Thursday, February 28, 2019

Shadow Daughter: A Memoir of Estrangement, by Harriet Brown. Da Capo Press, 2018

Harriet Brown admits she led a pretty good childhood; she was not physically abused (much), she had food and clothing, hers was not a broken home. But her mother was emotionally abusive, tearing Harriet down constantly. No one could praise Harriet without her mother cutting in, and telling them they didn’t know Harriet like she did, that Harriet was in fact a horrible child, self-centered and selfish. Harriet got out of the house as soon as she could, at 16, but it was hard to overcome the drive to stay close to her family. Our society says the family is important, and that you are screwed up if you aren’t close to them. Finally, she had enough, and severed ties with her mother, not just for her benefit but for that of her own daughters.

The author mixes her own story in with those of others, and with psychological research. This isn’t just her complaining; emotional abuse IS abuse, and it can scar a person for the rest of their life, causing them to not trust themselves. I have a couple of dear friends who have/had abusive mothers, and they have both had to cut off communications for the sake of their sanity.

She may have been five thousand miles away when her mother’s funeral took place, but it was for the best. The rest of the family wouldn’t have wanted her there, and it would have been hypocrisy for her to weep and wail. She had already wasted hours, days, weeks of her life trying to appease her mother, trying to get her approval. Now, approval and love would never come.

I think what I found even more chilling than her mother’s treatment of her was her father’s ignoring it. He said to the author that if he didn’t take her mother’s side, she would leave him.
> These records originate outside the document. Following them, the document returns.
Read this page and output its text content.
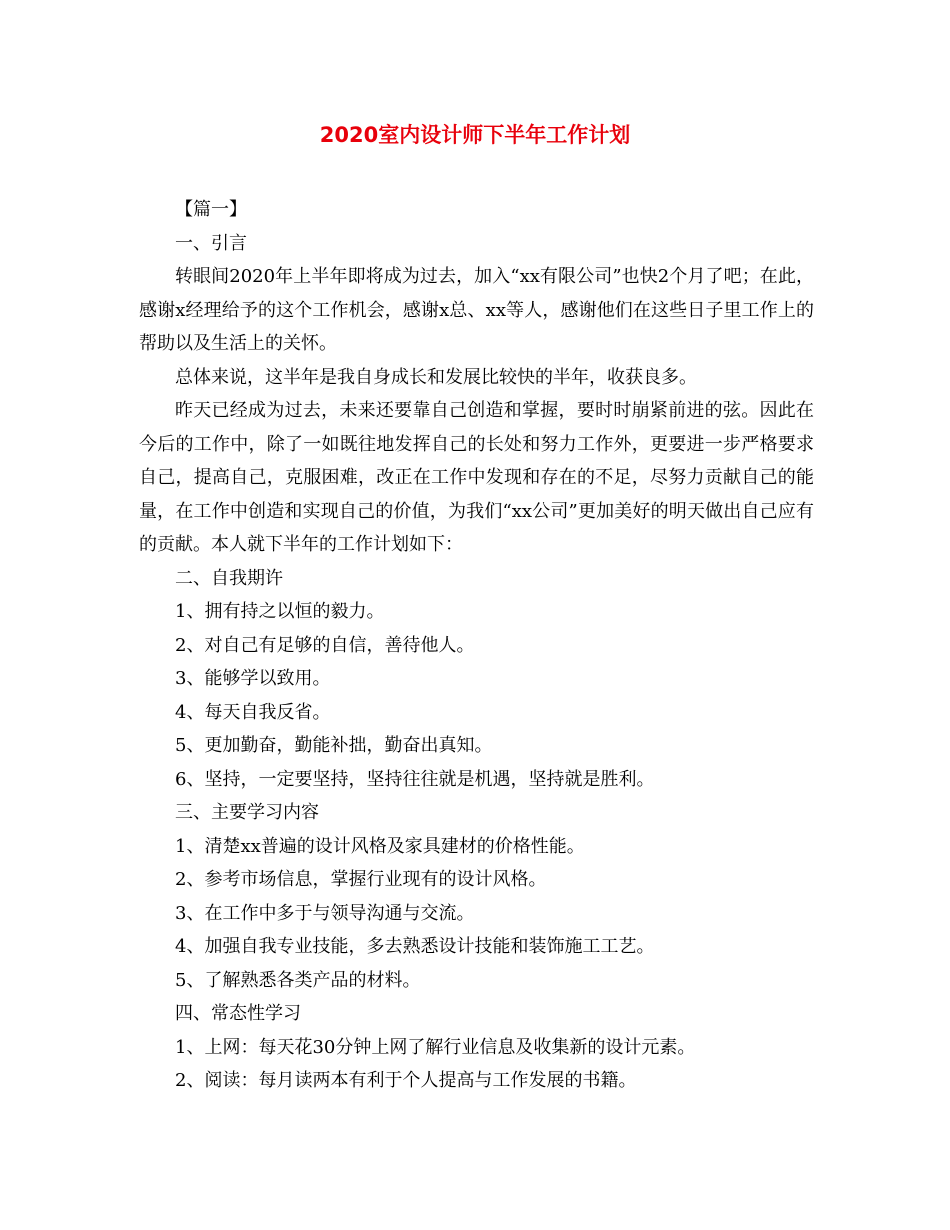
2020室内设计师下半年工作计划

【篇一】

一、引言

转眼间2020年上半年即将成为过去，加入“xx有限公司”也快2个月了吧；在此，感谢x经理给予的这个工作机会，感谢x总、xx等人，感谢他们在这些日子里工作上的帮助以及生活上的关怀。

总体来说，这半年是我自身成长和发展比较快的半年，收获良多。

昨天已经成为过去，未来还要靠自己创造和掌握，要时时崩紧前进的弦。因此在今后的工作中，除了一如既往地发挥自己的长处和努力工作外，更要进一步严格要求自己，提高自己，克服困难，改正在工作中发现和存在的不足，尽努力贡献自己的能量，在工作中创造和实现自己的价值，为我们“xx公司”更加美好的明天做出自己应有的贡献。本人就下半年的工作计划如下：

二、自我期许

1、拥有持之以恒的毅力。

2、对自己有足够的自信，善待他人。

3、能够学以致用。

4、每天自我反省。

5、更加勤奋，勤能补拙，勤奋出真知。

6、坚持，一定要坚持，坚持往往就是机遇，坚持就是胜利。

三、主要学习内容

1、清楚xx普遍的设计风格及家具建材的价格性能。

2、参考市场信息，掌握行业现有的设计风格。

3、在工作中多于与领导沟通与交流。

4、加强自我专业技能，多去熟悉设计技能和装饰施工工艺。

5、了解熟悉各类产品的材料。

四、常态性学习

1、上网：每天花30分钟上网了解行业信息及收集新的设计元素。

2、阅读：每月读两本有利于个人提高与工作发展的书籍。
He picked his wife over his daughter. After her death, he said he did not want to hear from her for a long time. They are slowly rebuilding a relationship, with him learning to like her, to see her as she really is rather than through the lens of her mother’s hatred.

While there is some repetition in the book, it’s well written. I felt pain for what the author went through. I think this book is an important one for adult children of emotionally abusive parent’s to read.